Mike’s fork clinks against his plate. “Chris, right?”
I nod. Young. Male. Ambitious. ‘Strong male presence,’ Leonard said. Because apparently my uterus is a liability.
“So, what now?” he asks. “You wanna stay home for a while?”
“I thought you wanted me to stay home,” I reply, watching him closely.
“Of course I do,” he says. “But you’re so… independent. I wasn’t sure if that’s what you wanted.”
He says it like it’s a compliment. Like I’m supposed to be grateful he noticed.
“I can’t right now anyway,” I say, dragging my chopsticks through the sauce like it’s a battlefield. “I haven’t sent in my resignation yet. It was just verbal. I’m going to type one out later.”
“You gonna send it to Leonard?” he asks, casually, like we’re talking about printer paper or what colour to paint the guest bathroom.
I snort. “Out of courtesy, I should. But screw it. I’m emailing it directly to the CEO.”
He raises an eyebrow like I’m being dramatic. I don’t care.
“Whatever you think is right,” he says, standing, scraping his plate with all the flair of a man who thinks his job here is done. He sets it in the sink like that’ssome noble gesture, rinses it off like it absolves him of anything. “I’m gonna head to bed. You coming?”
“No,” I murmur, not looking up. “I’m going to write the letter.”
He nods. That’s it. Just nods. Then leaves me sitting there with cold dumplings, a half-truth in my mouth, and a scream clawing at the back of my throat.
I carry my half-eaten plate to the sink, and that’s when I see it. My reflection in the kitchen window. Dim, watery, backlit by soft recessed lighting that somehow makes me look like a ghost of myself. My own eyes feel like strangers.
Why do men cheat?
It hits me out of nowhere. Like a slap. Like the question has always been sitting in the room but now it finally dares to speak.
Did he get bored?
Was I not enough?
The words feel juvenile. Naive. But they still stick. Cling. Wrap around my throat like ivy.

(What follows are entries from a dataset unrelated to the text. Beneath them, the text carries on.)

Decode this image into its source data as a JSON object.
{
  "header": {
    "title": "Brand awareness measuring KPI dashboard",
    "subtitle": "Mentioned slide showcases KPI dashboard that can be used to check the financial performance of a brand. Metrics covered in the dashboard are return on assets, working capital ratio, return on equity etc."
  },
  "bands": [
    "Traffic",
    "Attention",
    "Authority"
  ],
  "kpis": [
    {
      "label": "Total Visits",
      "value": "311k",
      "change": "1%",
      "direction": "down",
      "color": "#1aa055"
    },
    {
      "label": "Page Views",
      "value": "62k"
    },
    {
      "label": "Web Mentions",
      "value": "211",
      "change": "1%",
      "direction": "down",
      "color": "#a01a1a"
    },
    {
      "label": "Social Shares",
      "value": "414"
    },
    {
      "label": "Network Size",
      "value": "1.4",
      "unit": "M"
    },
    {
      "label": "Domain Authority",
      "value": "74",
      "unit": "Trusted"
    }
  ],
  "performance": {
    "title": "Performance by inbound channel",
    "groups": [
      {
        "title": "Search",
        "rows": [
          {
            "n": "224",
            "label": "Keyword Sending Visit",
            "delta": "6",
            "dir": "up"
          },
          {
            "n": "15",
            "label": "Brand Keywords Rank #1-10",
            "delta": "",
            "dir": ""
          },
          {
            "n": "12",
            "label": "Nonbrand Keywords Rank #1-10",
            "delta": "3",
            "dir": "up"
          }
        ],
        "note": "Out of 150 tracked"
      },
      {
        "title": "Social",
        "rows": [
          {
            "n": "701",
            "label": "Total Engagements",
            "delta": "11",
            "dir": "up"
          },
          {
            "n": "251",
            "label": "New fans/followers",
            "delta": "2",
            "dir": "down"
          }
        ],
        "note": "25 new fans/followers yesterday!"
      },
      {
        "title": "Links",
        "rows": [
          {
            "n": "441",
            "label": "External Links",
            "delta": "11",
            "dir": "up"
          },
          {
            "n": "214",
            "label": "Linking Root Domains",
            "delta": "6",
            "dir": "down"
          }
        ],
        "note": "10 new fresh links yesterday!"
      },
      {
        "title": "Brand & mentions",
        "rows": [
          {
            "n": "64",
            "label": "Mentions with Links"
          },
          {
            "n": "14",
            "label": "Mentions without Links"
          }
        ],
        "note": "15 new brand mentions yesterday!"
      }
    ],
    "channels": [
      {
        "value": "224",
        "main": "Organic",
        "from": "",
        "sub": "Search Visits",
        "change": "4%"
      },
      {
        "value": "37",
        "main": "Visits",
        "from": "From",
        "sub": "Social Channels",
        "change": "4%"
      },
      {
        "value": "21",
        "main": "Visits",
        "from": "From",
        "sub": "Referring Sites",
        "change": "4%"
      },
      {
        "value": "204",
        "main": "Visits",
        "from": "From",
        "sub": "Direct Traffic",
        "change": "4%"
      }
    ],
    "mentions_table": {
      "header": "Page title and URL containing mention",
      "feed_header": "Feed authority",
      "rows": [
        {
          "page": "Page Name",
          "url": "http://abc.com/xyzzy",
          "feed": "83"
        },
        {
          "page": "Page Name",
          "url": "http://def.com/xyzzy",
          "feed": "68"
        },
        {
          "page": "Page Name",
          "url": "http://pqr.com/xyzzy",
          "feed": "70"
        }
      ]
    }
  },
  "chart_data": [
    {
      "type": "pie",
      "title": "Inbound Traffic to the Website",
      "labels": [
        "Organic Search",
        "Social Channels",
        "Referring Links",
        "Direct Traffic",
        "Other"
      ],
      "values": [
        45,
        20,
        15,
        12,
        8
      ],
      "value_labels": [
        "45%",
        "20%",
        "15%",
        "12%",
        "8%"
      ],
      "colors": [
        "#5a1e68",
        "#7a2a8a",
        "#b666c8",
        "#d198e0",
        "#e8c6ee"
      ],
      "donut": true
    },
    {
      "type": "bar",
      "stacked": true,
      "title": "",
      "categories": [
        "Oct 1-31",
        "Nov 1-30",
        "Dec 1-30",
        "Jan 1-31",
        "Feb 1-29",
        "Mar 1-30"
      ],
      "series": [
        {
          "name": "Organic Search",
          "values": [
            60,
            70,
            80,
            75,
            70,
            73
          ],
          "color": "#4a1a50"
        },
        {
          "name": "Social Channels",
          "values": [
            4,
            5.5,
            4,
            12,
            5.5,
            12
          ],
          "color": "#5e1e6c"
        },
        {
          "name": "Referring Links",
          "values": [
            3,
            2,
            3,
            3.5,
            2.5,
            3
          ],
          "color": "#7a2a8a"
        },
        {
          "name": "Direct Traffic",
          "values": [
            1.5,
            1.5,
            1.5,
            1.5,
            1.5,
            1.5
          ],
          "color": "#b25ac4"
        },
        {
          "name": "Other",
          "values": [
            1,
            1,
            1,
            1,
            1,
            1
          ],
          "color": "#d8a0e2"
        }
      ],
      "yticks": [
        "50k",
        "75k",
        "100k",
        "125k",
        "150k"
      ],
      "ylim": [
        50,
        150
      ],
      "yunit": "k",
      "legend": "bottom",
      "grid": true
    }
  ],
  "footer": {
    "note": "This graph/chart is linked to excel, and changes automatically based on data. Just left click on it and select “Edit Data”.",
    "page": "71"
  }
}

It can’t be my body. I know that sounds conceited, but screw it. It’s not. I’m still the same size I was when we met- 5'6", brunette, the kind of figure that fills out jeans like a lifestyle ad. If anything, I’m fitter. I’ve been running every morning for a year, sweating out anxiety like its poison and somehow still managing tolook good doing it. And yes, I’ve seen the way other men look at me. So no, it’s not about looks.
So then what?
Did I get too smart? Too tired? Too mouthy?
Was it that I stopped laughing at his jokes when they weren’t funny?
Or that I started calling him out when he got lazy with me?
Because here's the brutal truth: I loved him better than he ever asked to be loved. I saw parts of him he didn’t even want to admit existed and held them gently like secrets I was lucky to be trusted with.
But maybe that’s the problem.
Maybe I knew him too well. Maybe I made it too real.
Maybe he needed someone who doesn’t notice the pause in his voice when he lies. Who doesn’t recognize the sudden softness as guilt. Who won’t get in his car and find out he’s full of shit.
I press my fingers to my eyes. My chest aches like grief and rage are having a knife fight inside it. I feel stupid. And furious. And… heartbreakingly numb.
I should go upstairs. Crawl into bed next to him and pretend I don’t know. Pretend I’m still the wife who believes in his made-up stories and maybe in fairy tales.